Just like we talked about last week, sex is a physical reminder that points us to the gospel, so is giving. Giving is a physical pointer, a demonstration, to the gospel. We give to missions because the gospel says when Jesus died on the cross He had people in mind from every tongue, tribe and nation. The Bible tells us that we are blessed so that we may be a blessing. To the nations. We give to the church, because Jesus gave to the church. We give up our first fruits and tithe because God gave His first fruits, His Son, to the church. We give to orphan care, because we’re reminding ourselves that while we were orphans, Jesus came to take us to the Father. We give to the poor and needy, because we’re pointing to the truth that says when we were poor Jesus came to meet our needs. When we give to the point that it hurts, not just out of our excess, we’re pointing to the truth that Jesus, though He was rich, gave it all up, so that we would become rich. By giving, we’re pointing to the reality and the truths of the gospel.

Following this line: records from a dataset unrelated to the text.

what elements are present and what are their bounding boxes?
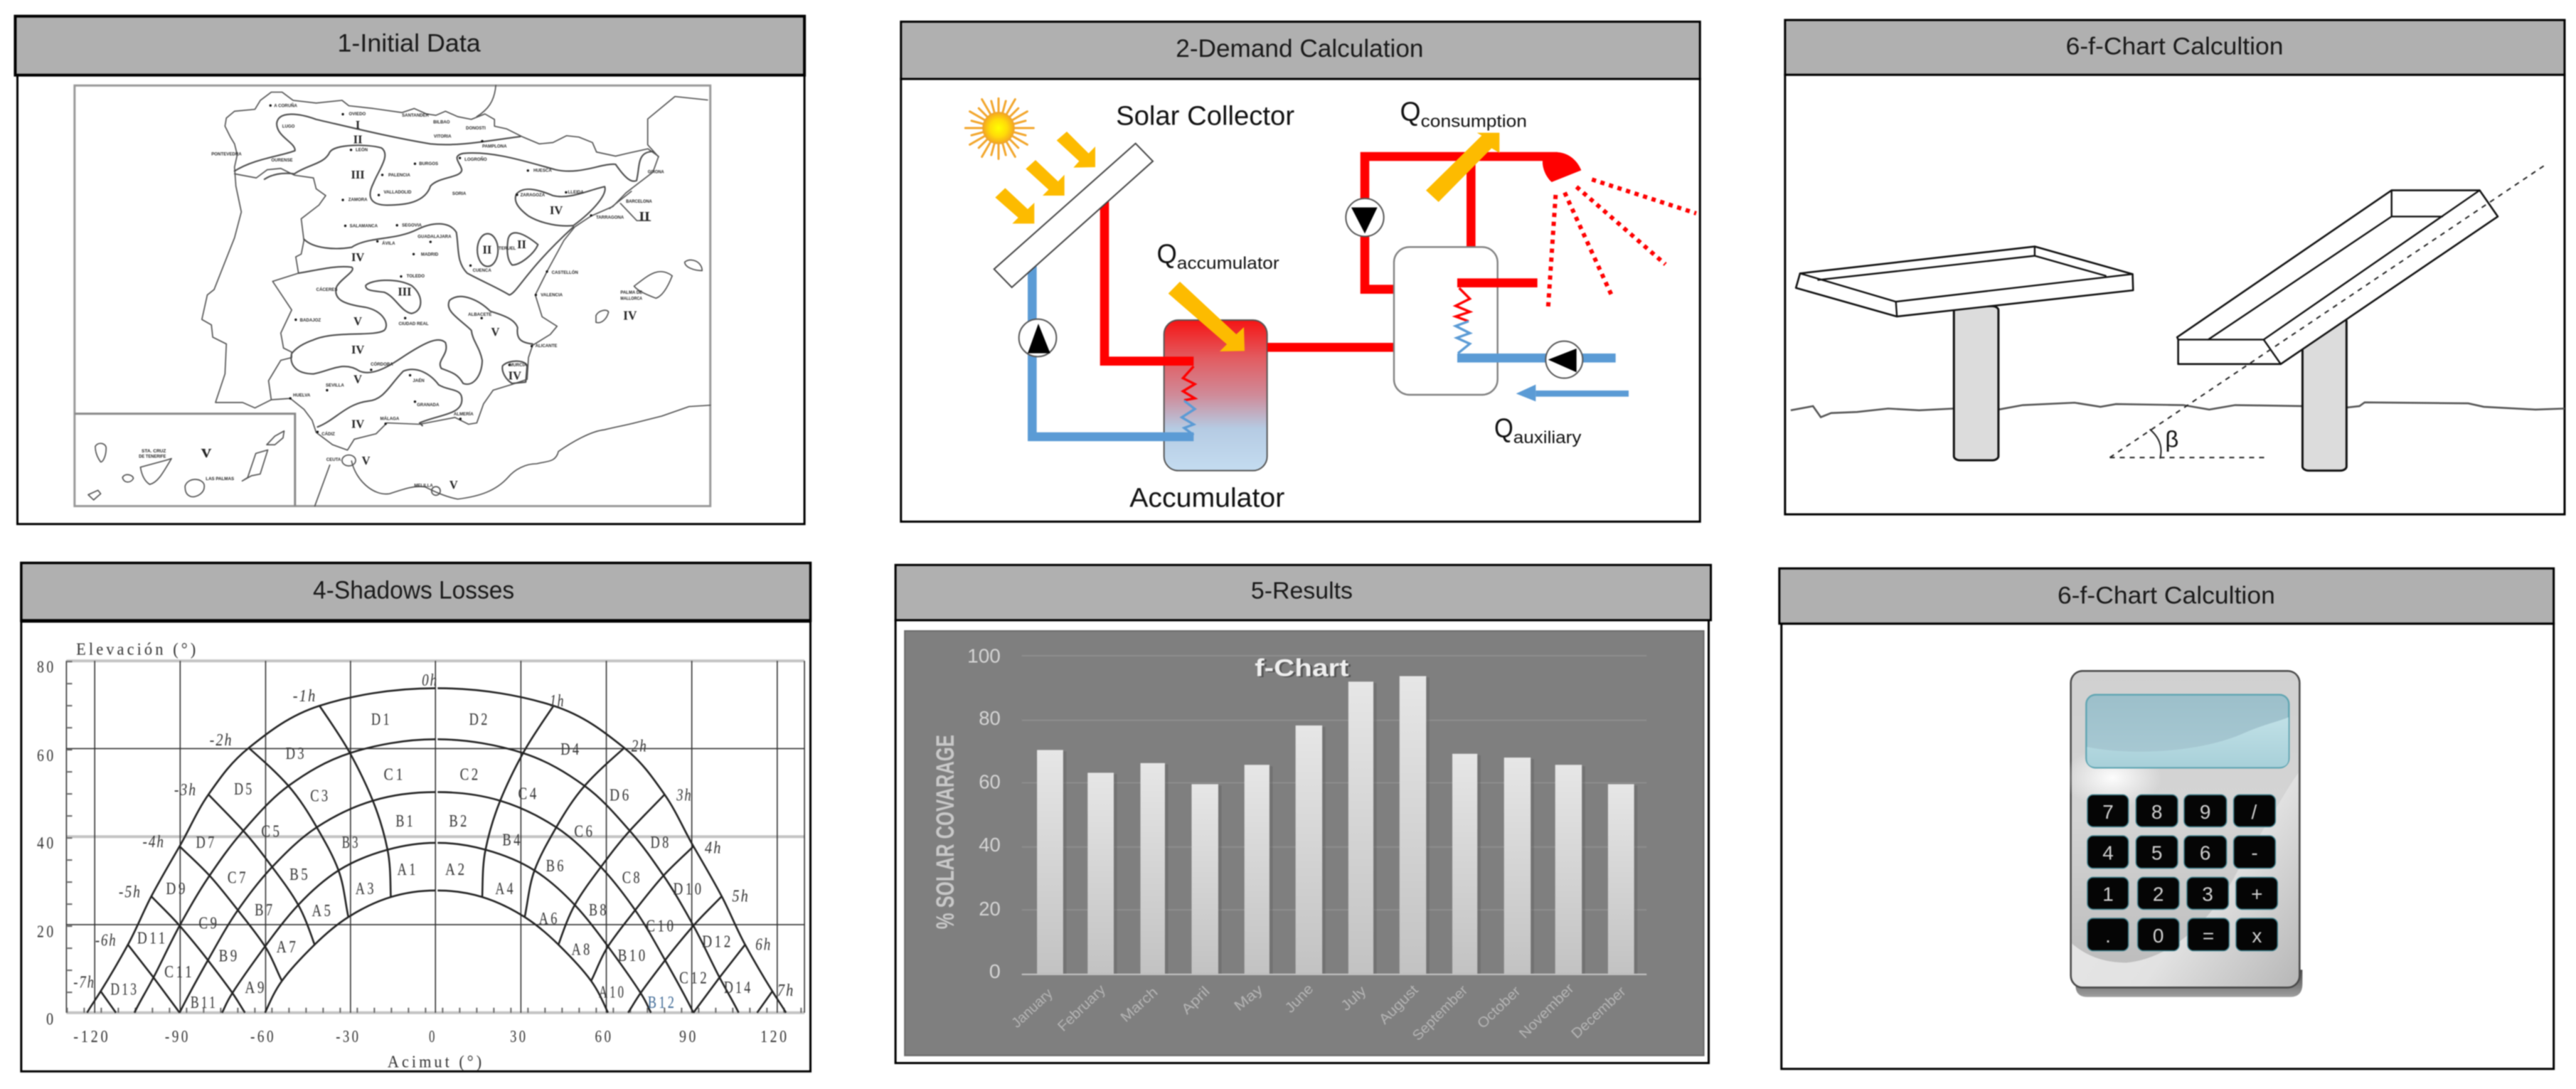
calculator keys: / <box>2251 801 2257 823</box>
panel: 1-Initial Data <box>15 16 804 524</box>
city labels: LOGROÑO <box>464 157 487 162</box>
city labels: ALICANTE <box>536 344 558 349</box>
diagram labels: Q <box>1156 238 1177 269</box>
city labels: ALMERÍA <box>454 411 474 417</box>
axis labels: 120 <box>760 1027 789 1046</box>
sector labels: B1 <box>395 811 415 830</box>
map extras: islands and eastern labels: II <box>639 209 650 224</box>
sector labels: B9 <box>219 945 240 965</box>
chart title: f-Chart <box>1255 654 1349 681</box>
calculator keys: 4 <box>2102 841 2114 864</box>
hour labels: -2h <box>210 730 233 749</box>
city labels: MURCIA <box>509 363 527 368</box>
calculator keys: + <box>2251 883 2263 905</box>
axis labels: 40 <box>37 834 56 853</box>
sector labels: D13 <box>110 979 139 999</box>
y axis values: 60 <box>979 770 1001 793</box>
consumption side of the circuit <box>1267 133 1696 401</box>
zone numerals: IV <box>550 203 563 217</box>
y axis title: % SOLAR COVARAGE <box>932 735 959 929</box>
sector labels: A3 <box>356 878 376 898</box>
axis labels: 0 <box>429 1027 437 1046</box>
month labels: November <box>1516 981 1577 1042</box>
sector labels: B11 <box>191 992 218 1011</box>
diagram labels: Q <box>1400 97 1421 127</box>
sector labels: C11 <box>164 962 194 982</box>
sector labels: C2 <box>460 765 481 784</box>
calculator keys: 7 <box>2102 801 2114 823</box>
sun path curves right <box>437 689 786 1013</box>
zone numerals: II <box>517 238 526 251</box>
zone numerals: II <box>482 243 491 257</box>
panel: 6-f-Chart Calcultion (calculator) <box>1779 568 2554 1069</box>
axis labels: -120 <box>73 1027 110 1046</box>
axis labels: -60 <box>250 1027 276 1046</box>
zone numerals: III <box>398 285 412 298</box>
city labels: DONOSTI <box>466 126 486 131</box>
panel: 5-Results <box>895 565 1711 1063</box>
y axis values: 40 <box>979 833 1001 856</box>
map extras: islands and eastern labels: DE TENERIFE <box>139 454 166 459</box>
y axis values: 20 <box>979 897 1001 920</box>
month labels: March <box>1118 984 1161 1026</box>
zone numerals: IV <box>351 343 364 356</box>
axis labels: 0 <box>46 1009 56 1029</box>
sector labels: B7 <box>255 900 275 919</box>
sector labels: A10 <box>599 982 626 1002</box>
sector labels: C3 <box>310 786 331 805</box>
calculator screen <box>2086 695 2289 767</box>
city labels: LEÓN <box>356 147 368 153</box>
calculator keys: 9 <box>2200 801 2210 823</box>
sector labels: B6 <box>546 856 566 876</box>
calculator keys: 2 <box>2153 883 2163 905</box>
zone numerals: IV <box>351 250 364 264</box>
axis labels: -90 <box>165 1027 191 1046</box>
bars <box>1037 676 1637 974</box>
y axis values: 0 <box>989 960 1001 982</box>
calculator keys: - <box>2251 841 2258 864</box>
map extras: islands and eastern labels: LAS PALMAS <box>206 476 234 482</box>
panel: 4-Shadows Losses <box>21 563 811 1071</box>
sector labels: D1 <box>371 709 392 728</box>
diagram labels: Solar Collector <box>1116 100 1294 131</box>
heading: 6-f-Chart Calcultion: 6-f-Chart Calcultion <box>2066 33 2283 60</box>
consumption pump <box>1346 198 1384 236</box>
city labels: A CORUÑA <box>274 104 298 109</box>
hour labels: -5h <box>119 882 142 901</box>
shower water spray <box>1548 179 1696 308</box>
bar chart: f-Chart solar coverage <box>905 631 1704 1056</box>
hour labels: 6h <box>755 934 772 954</box>
collector side of the circuit <box>965 98 1267 471</box>
sector labels: B12 <box>648 992 676 1011</box>
sun path chart: D14 <box>724 977 752 997</box>
axis labels: 60 <box>37 746 56 765</box>
sector labels: D7 <box>196 832 217 852</box>
arrow: Q consumption <box>1426 133 1499 202</box>
sector labels: D4 <box>560 739 581 758</box>
city labels: ALBACETE <box>468 312 491 317</box>
sector labels: D9 <box>166 878 188 898</box>
arrow: Q auxiliary <box>1516 385 1629 401</box>
hour labels: -1h <box>293 686 316 705</box>
axis labels <box>37 639 789 1071</box>
calculator keys: 6 <box>2200 841 2210 864</box>
sector labels: D2 <box>469 709 490 728</box>
city labels: MADRID <box>421 253 439 257</box>
hour labels: 3h <box>676 785 692 804</box>
hour labels <box>73 670 794 999</box>
axis labels: 90 <box>679 1027 698 1046</box>
arrow: Q accumulator <box>1169 282 1245 351</box>
sun path chart <box>37 639 804 1071</box>
city labels: ZAMORA <box>348 198 368 203</box>
sector labels: A2 <box>445 859 467 878</box>
axis labels: Elevación (°) <box>76 639 198 659</box>
sector labels: D8 <box>651 832 671 852</box>
city labels: ÁVILA <box>382 241 395 246</box>
sector labels: B4 <box>502 829 523 849</box>
month labels: January <box>1008 986 1056 1031</box>
axis labels: 20 <box>37 922 56 941</box>
month labels: September <box>1410 982 1471 1044</box>
zone numerals: V <box>449 478 458 492</box>
month labels <box>1008 981 1629 1044</box>
axis labels: 80 <box>37 657 56 677</box>
sun path curves left <box>87 689 435 1013</box>
hour labels: 5h <box>732 886 750 905</box>
city labels: SORIA <box>452 191 467 196</box>
zone numerals: IV <box>351 417 364 430</box>
map extras: islands and eastern labels: IV <box>623 308 637 323</box>
sector labels: A4 <box>495 878 516 898</box>
chart grid <box>66 661 804 1013</box>
map: climate zones of Spain <box>202 85 710 506</box>
sector labels: C12 <box>679 967 709 987</box>
map extras: islands and eastern labels <box>88 97 708 500</box>
collector loop pipes <box>1032 201 1195 437</box>
heading: 2-Demand Calculation: 2-Demand Calculation <box>1176 34 1423 63</box>
city labels: SANTANDER <box>402 113 430 118</box>
city labels: LUGO <box>282 124 295 129</box>
city labels: HUELVA <box>293 393 311 398</box>
sector labels: D6 <box>610 785 632 804</box>
map extras: islands and eastern labels: PALMA DE <box>620 289 642 294</box>
map extras: islands and eastern labels: GIRONA <box>648 169 664 174</box>
city labels: TOLEDO <box>407 274 425 279</box>
zone numerals: II <box>353 133 363 147</box>
heading: 1-Initial Data: 1-Initial Data <box>337 29 481 57</box>
city labels: PAMPLONA <box>482 144 507 149</box>
city labels: GUADALAJARA <box>417 234 452 239</box>
diagram labels: consumption <box>1421 111 1527 131</box>
map extras: islands and eastern labels: V <box>201 446 212 461</box>
sector labels: C6 <box>574 822 595 841</box>
zone numerals: V <box>362 454 371 467</box>
city labels: SEVILLA <box>326 383 344 388</box>
diagram labels: accumulator <box>1177 253 1279 272</box>
calculator keys <box>2087 795 2277 951</box>
calculator keys: . <box>2105 925 2111 947</box>
map extras: islands and eastern labels: MALLORCA <box>620 296 642 301</box>
month labels: May <box>1231 982 1266 1014</box>
axis labels: -30 <box>336 1027 361 1046</box>
hour labels: 4h <box>705 838 723 857</box>
accumulator tank <box>1164 320 1267 471</box>
calculator keys: = <box>2203 925 2214 947</box>
zone numerals: V <box>202 447 211 460</box>
axis labels: 60 <box>595 1027 613 1046</box>
city labels: CÁCERES <box>316 287 337 292</box>
calculator keys: x <box>2252 925 2262 947</box>
city labels: PALENCIA <box>388 173 410 178</box>
heading: 4-Shadows Losses: 4-Shadows Losses <box>313 576 514 604</box>
diagram labels <box>1116 97 1581 513</box>
city labels: TARRAGONA <box>596 216 624 221</box>
city labels: GRANADA <box>417 403 440 408</box>
month labels: October <box>1474 983 1524 1032</box>
hour labels: 2h <box>632 735 648 755</box>
city labels: VALLADOLID <box>383 190 412 195</box>
diagram labels: auxiliary <box>1513 427 1581 447</box>
city labels: ZARAGOZA <box>521 193 545 198</box>
zone numerals: III <box>351 168 365 181</box>
y axis values <box>967 644 1001 982</box>
city labels: BURGOS <box>419 161 438 166</box>
city labels: MÁLAGA <box>380 417 400 422</box>
city labels <box>211 104 624 488</box>
calculator keys: 8 <box>2151 801 2162 823</box>
zone numerals: IV <box>509 368 521 382</box>
city labels: CEUTA <box>326 457 341 462</box>
panel: 6-f-Chart Calcultion (tilt) <box>1785 20 2565 514</box>
city labels: MELILLA <box>414 483 433 488</box>
city labels: CUENCA <box>473 268 491 273</box>
ground line <box>1791 403 2565 417</box>
panel: 2-Demand Calculation <box>901 22 1700 521</box>
icon: sun <box>965 98 1033 159</box>
axis labels: 30 <box>510 1027 528 1046</box>
zone numerals: V <box>353 314 362 328</box>
sector labels: C8 <box>622 868 642 887</box>
zone numerals: V <box>353 372 362 386</box>
month labels: April <box>1178 984 1213 1018</box>
sector labels: A5 <box>312 901 333 920</box>
sector labels: C9 <box>198 913 219 933</box>
map extras: islands and eastern labels: STA. CRUZ <box>142 448 166 453</box>
sector labels: A8 <box>572 940 592 959</box>
city labels: HUESCA <box>533 169 552 174</box>
city labels: VITORIA <box>434 134 452 139</box>
sector labels: A6 <box>539 908 560 928</box>
collector pump <box>1019 319 1056 356</box>
sector labels: C5 <box>261 822 282 841</box>
sector labels: B10 <box>618 945 648 965</box>
sector labels: A7 <box>277 937 298 957</box>
sector labels: B8 <box>589 900 609 919</box>
sector labels: B3 <box>342 832 361 852</box>
calculator keys: 5 <box>2151 841 2162 864</box>
sector labels: D12 <box>702 932 733 951</box>
hour labels: -7h <box>73 972 95 992</box>
sector labels: A1 <box>398 859 418 878</box>
city labels: PONTEVEDRA <box>211 152 242 157</box>
city labels: BILBAO <box>433 120 450 125</box>
month labels: August <box>1376 982 1422 1028</box>
city labels: TERUEL <box>499 246 516 251</box>
diagram labels: Accumulator <box>1129 482 1284 513</box>
sector labels: C4 <box>518 783 539 803</box>
icon: shower head <box>1543 152 1581 182</box>
city labels: OURENSE <box>271 158 293 163</box>
axis labels: Acimut (°) <box>388 1052 484 1071</box>
city labels: VALENCIA <box>541 293 563 298</box>
y axis values: 80 <box>979 706 1001 729</box>
zone numerals <box>202 118 563 492</box>
sector labels: B2 <box>449 811 469 830</box>
chart title: f-Chart <box>1257 655 1351 683</box>
diagram labels: Q <box>1494 413 1513 443</box>
solar collector panel <box>994 144 1153 287</box>
sector labels: D3 <box>286 743 307 763</box>
sector labels: D10 <box>674 879 704 898</box>
auxiliary pump <box>1545 341 1582 378</box>
sector labels: C7 <box>228 868 248 887</box>
city labels: CASTELLÓN <box>552 270 578 275</box>
city labels: OVIEDO <box>348 112 366 117</box>
city labels: SEGOVIA <box>402 223 422 228</box>
sector labels: C10 <box>646 916 676 935</box>
calculator keys: 1 <box>2102 883 2114 905</box>
zone numerals: I <box>356 118 360 132</box>
pipes and auxiliary tank <box>1267 156 1616 395</box>
zone numerals: V <box>491 325 499 339</box>
month labels: February <box>1055 982 1109 1035</box>
tilt angle construction <box>2110 166 2545 459</box>
month labels: June <box>1282 981 1316 1016</box>
hour labels: 1h <box>550 691 565 711</box>
hour labels: -4h <box>143 832 165 851</box>
sector labels: C1 <box>384 765 405 784</box>
city labels: JAÉN <box>413 378 425 383</box>
hour labels: 7h <box>777 980 794 999</box>
calculator keys: 3 <box>2202 883 2213 905</box>
city labels: LLEIDA <box>568 190 584 195</box>
city labels: CÓRDOBA <box>371 361 393 367</box>
sector labels: D11 <box>137 928 168 947</box>
tilted collector <box>2177 191 2498 471</box>
heading: 5-Results: 5-Results <box>1251 578 1353 604</box>
icon: calculator <box>2063 671 2302 997</box>
sector labels: A9 <box>245 977 267 997</box>
heading: 6-f-Chart Calcultion: 6-f-Chart Calcultion <box>2058 583 2275 609</box>
sector labels <box>110 709 752 1011</box>
month labels: December <box>1568 984 1629 1042</box>
city labels: SALAMANCA <box>350 223 378 228</box>
icon: sun ray arrows <box>995 132 1095 223</box>
city labels: BADAJOZ <box>300 318 321 323</box>
flat collector <box>1796 247 2133 460</box>
calculator keys: 0 <box>2153 925 2163 947</box>
city labels: CÁDIZ <box>321 432 335 437</box>
sector labels: B5 <box>289 864 310 883</box>
sector labels: D5 <box>234 779 254 798</box>
hour labels: -3h <box>174 780 197 799</box>
hour labels: -6h <box>95 930 117 950</box>
city labels: CIUDAD REAL <box>399 322 429 326</box>
month labels: July <box>1338 983 1370 1014</box>
map extras: islands and eastern labels: BARCELONA <box>626 198 652 204</box>
hour labels: 0h <box>422 670 438 689</box>
tilt angle construction: β <box>2165 427 2178 452</box>
y axis values: 100 <box>967 644 1001 667</box>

The question is what kind of gospel are we pointing to through our giving?
I’m afraid that the American church is pointing to a sad gospel. The average American church member gives away 2.58 percent of their income. 25 percent of the average church member gives nothing at all.
What kind of gospel is that pointing to? We have to preach a better gospel.
Our giving starts, not when we get jobs. It starts when we get saved.
There’s beauty in giving when you feel like you have nothing.
41 And he sat down opposite the treasury and watched the people putting money into the offering box. Many rich people put in large sums. 42 And a poor widow came and put in two small copper coins, which make a penny. 43 And he called his disciples to him and said to them, “Truly, I say to you, this poor widow has put in more than all those who are contributing to the offering box. 44 For they all contributed out of their abundance, but she out of her poverty has put in everything she had, all she had to live on.” Mark 12:41-44 (ESV)
God doesn’t need your money. If he did, he would be much happier with large sums of money. But because His desire is not your money, but your heart, He sees the widow and is more pleased with that.
We look at the widow and see her being foolish and reckless, to give all that she has to live on. Jesus looked at her and thought it was amazing. She gave out of her poverty, because she knew that her treasure was found in heaven, where moth and rust cannot destroy.
There was once a small band of believers, two thousand years ago. History would say they flipped the world upside down. Unbelievers would write about them, calling them crazy, not caring about their money, selling their possessions to care for the poor. Why were they able to do that? Because they knew they had been blessed in Christ, because of the gospel, with every spiritual blessing. They were full and able to give.
So with their giving, they pointed to an awesome gospel.
What if we did it again? Let’s flip the world upside down.